A linha divisória entre um ou outro episódio de comilança exagerada e o quadro de compulsão é tênue e pode passar despercebida até ser tarde demais e o transtorno estar estabelecido. Considera-se comportamento compulsivo a ingestão exagerada de alimentos em curto espaço de tempo — em geral, menos de duas horas a cada episódio —, mesmo sem nenhum sinal de fome. A pessoa passa a comer de forma acelerada e, em muitos casos, escondida, por vergonha de seu descontrole. No auge da crise, o compulsivo chega a ingerir 20 000 calorias por dia, dez vezes mais do que uma pessoa normal. “Compulsão alimentar não é comer duas fatias de bolo de uma vez. É engolir três bolos inteiros”, compara a nutricionista Marcela Kotait, do Programa de Transtornos Alimentares do Hospital das Clínicas (Ambulim), de São Paulo.
Nos casos mais graves, ingere-se tudo o que se encontra pela frente, inclusive alimentos crus e congelados. “Essa relação de dependência com a comida aprisiona e limita. Não representa prazer de comer, mas, sim, medo e frustração”, diz a psicóloga Fernanda Sader, 23 anos, de Campos dos Goytacazes, no interior do Rio de Janeiro, que engordou 20 quilos no fatídico ano pandêmico. Para a influenciadora Juliana da Motta, 27 anos, de Itaboraí, no estado do Rio, o pior momento foi o dia em que pediu vários pratos de doces e salgados ao mesmo tempo em aplicativos de delivery e acabou passando mal de tanto comer. “Lembro que, enquanto eu me fartava, achava normal e prazeroso. Mas depois me senti muito infeliz, frustrada com o dano que estava causado à minha saúde”, relata.

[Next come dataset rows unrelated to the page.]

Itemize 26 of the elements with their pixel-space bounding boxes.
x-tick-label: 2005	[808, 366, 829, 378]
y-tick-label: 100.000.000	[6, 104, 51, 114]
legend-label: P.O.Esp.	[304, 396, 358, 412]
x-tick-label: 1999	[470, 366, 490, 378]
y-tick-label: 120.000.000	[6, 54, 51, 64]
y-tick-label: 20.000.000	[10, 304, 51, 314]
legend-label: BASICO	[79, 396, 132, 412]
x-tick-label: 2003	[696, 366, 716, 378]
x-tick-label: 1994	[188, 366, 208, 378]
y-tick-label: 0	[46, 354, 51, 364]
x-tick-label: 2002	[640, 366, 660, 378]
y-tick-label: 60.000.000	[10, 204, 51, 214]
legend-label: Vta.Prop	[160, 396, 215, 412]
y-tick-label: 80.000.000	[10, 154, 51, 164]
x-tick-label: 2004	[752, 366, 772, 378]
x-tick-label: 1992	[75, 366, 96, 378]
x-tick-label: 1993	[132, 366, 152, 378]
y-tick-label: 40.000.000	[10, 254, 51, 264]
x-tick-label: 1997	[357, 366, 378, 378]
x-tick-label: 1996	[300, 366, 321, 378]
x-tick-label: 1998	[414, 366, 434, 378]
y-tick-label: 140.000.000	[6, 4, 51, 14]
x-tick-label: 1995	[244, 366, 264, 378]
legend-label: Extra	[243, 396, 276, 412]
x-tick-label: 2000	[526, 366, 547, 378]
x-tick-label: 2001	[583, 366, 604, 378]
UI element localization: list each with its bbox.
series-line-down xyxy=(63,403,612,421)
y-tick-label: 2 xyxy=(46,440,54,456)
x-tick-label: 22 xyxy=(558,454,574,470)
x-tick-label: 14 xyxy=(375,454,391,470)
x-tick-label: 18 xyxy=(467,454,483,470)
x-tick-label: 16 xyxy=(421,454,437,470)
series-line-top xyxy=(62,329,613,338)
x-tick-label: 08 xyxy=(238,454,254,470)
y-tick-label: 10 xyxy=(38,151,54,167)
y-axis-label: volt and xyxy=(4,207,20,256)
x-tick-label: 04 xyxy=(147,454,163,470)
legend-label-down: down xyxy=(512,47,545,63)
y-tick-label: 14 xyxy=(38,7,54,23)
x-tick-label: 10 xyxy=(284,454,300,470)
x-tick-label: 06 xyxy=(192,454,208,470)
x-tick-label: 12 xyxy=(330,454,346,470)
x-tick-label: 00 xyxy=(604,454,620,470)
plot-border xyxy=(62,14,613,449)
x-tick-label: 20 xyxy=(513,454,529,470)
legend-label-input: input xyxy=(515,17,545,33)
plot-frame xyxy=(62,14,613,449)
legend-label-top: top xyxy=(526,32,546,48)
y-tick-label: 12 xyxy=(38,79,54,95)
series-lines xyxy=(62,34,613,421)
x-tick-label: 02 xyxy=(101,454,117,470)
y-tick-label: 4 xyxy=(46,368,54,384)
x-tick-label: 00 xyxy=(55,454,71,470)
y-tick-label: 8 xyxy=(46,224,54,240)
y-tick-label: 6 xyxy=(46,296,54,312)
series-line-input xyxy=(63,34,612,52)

Os especialistas destacam a necessidade de os familiares estarem sempre de olhos abertos para os sinais de distúrbios alimentares nas pessoas à sua volta, que incluem alterações bruscas de peso, dietas restritivas e estoques de comida escondidos pela casa. “Elas mesmas dificilmente percebem que estão doentes”, alerta a psicóloga Patrícia Xavier, da Associação Brasileira de Transtornos Alimentares (Astral). A influenciadora digital Camila Monteiro, 30 anos, de São Paulo, começou a ganhar peso ainda na adolescência, mas só em 2019 foi diagnosticada com compulsão alimentar. Tratou-se, controlou o distúrbio, mas, no isolamento da pandemia, sofreu um aborto espontâneo e os episódios recomeçaram. “A causa da minha recaída foi um conjunto de fatores. Não podia visitar amigos, nem sair de casa para arejar a cabeça. Até minha psicóloga só me atendia remotamente, e passar por tudo o que passei on-line é muito diferente de estar cara a cara com quem pode te confortar”, explica. Com tratamento e terapia, Camila voltou a se estabilizar e está grávida de gêmeos. Sabe, no entanto, que precisa estar sempre alerta para conseguir vencer uma doença insidiosa que, em épocas de crise, ataca com mais vigor ainda.